Kepalanya semakin memberat ketika mendengar setiap perkataan yang keluar dari bibir perempuan itu.

Dia mengedipkan matanya beberapa kali untuk menahan rasa sakit yang muncul dengan tiba-tiba itu. Dia menumpukan tangannya di lengan jursi kerjanya, kemudian memijat pelipisnya perlahan.

Rasa sakitnya semakin menjadi-jadi.

Dia menatap perempuan itu yang kini mengalihkan pandangannya keluar dengan sebuah senyuman tipis di wajahnya.

"Seperti itulah, kami hanya saling mengenal tidak sengaja lalu menjadi dekat dan berhubungan.
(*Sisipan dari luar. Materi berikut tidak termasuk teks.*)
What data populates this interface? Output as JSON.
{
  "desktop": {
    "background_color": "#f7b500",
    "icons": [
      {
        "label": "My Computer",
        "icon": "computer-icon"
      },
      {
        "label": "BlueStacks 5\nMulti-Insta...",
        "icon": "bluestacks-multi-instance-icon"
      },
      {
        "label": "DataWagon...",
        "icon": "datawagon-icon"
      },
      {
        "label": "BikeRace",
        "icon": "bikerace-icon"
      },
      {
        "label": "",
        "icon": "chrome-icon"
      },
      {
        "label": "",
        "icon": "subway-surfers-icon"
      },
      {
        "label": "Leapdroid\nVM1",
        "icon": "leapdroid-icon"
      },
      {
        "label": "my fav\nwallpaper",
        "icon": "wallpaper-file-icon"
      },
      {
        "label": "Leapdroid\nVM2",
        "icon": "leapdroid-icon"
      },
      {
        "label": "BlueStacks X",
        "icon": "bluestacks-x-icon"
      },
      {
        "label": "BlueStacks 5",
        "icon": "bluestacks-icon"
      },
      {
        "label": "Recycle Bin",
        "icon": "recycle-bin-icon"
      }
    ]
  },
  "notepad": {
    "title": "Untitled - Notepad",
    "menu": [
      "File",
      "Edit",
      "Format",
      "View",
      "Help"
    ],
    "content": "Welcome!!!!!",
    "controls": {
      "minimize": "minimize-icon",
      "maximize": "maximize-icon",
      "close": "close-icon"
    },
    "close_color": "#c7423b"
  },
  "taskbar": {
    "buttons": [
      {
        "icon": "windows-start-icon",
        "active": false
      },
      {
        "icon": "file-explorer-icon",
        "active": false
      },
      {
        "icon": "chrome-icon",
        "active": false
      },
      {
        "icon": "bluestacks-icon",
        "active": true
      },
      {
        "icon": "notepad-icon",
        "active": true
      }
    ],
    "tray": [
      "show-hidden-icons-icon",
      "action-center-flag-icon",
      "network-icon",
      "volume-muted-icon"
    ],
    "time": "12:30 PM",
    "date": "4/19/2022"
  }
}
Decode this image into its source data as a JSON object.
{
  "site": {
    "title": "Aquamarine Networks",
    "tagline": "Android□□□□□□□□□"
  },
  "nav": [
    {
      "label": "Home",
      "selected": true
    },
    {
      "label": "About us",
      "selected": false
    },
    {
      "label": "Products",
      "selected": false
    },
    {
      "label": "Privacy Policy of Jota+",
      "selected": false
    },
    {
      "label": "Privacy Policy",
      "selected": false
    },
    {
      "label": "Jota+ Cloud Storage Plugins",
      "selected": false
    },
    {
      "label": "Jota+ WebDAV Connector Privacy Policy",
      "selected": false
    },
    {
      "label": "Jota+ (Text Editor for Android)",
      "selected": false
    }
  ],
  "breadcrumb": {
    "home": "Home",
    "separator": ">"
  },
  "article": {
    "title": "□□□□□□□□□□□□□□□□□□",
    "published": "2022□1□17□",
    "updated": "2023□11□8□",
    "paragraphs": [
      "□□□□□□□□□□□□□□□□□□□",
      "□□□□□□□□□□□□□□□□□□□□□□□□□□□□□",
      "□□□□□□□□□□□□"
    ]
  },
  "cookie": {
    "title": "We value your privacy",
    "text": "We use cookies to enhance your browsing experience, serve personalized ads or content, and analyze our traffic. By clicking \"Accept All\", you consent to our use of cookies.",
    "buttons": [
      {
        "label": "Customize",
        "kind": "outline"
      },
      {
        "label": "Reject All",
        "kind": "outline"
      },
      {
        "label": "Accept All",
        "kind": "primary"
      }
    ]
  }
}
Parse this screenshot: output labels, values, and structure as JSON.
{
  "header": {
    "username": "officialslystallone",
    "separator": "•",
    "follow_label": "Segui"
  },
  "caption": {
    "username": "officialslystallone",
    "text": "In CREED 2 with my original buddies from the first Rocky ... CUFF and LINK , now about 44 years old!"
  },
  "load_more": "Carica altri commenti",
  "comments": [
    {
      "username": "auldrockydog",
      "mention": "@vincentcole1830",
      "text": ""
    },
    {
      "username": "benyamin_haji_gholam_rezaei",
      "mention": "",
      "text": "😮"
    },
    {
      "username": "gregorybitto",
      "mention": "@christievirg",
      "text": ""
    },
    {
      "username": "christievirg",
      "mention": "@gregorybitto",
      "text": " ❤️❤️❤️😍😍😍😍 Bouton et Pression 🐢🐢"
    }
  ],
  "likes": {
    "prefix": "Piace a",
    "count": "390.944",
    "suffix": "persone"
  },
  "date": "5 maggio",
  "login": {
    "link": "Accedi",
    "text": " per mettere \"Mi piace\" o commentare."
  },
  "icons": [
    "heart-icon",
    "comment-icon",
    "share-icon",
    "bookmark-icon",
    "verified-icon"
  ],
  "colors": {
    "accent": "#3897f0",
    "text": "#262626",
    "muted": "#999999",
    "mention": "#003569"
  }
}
Hubungannyapun bebas, tidak banyak peraturan dan tidak seperti pasangan kekasih pada umumnya."

Perempuan itu mengalihkan pandangannya jadi menunduk. "Dia bebas berhubungan dengan siapapun dan sayapun seperti itu, kami hanya mengandalkan kepercayaan dalam hubungan ini."

Dia tertawa pelan, "Bodoh."

Perempuan itupun tertawa ketika mendengar apa yang dia katakan, lalu menatapnya.

"Tapi saya menyukainya."

Dia meringis melihat perempuan itu tersenyum lebar ketika mengucapkan itu. Kepalanya berdenyut semakin parah dan dia meringis.

"Dokter Park, apa anda baik-baik saja?"

Dia mengangguk, "Ya tidak apa, sepertinya ini hanya sakit kepala biasa."

Dia mencoba tersenyum dan menatap perempuan itu. Dia sedikit terkejut melihat ekspresi yang belum pernah di tunjukan oleh perempuan itu padanya.

Khawatir. Perempuan itu terlihat sangat khawatir.

"Apakah kamu meminum obatmu dengan baik? Dimana obatmu? Apakah kamu sudah makan?"

Dia tidak menjawab pertanyaan itu, dia hanya menghempaskan tubuhnya ke punggung kursi dan mengangkat kepalanya ke atas.

Matanya dia tutupkan dan mencoba menenangkan dirinya.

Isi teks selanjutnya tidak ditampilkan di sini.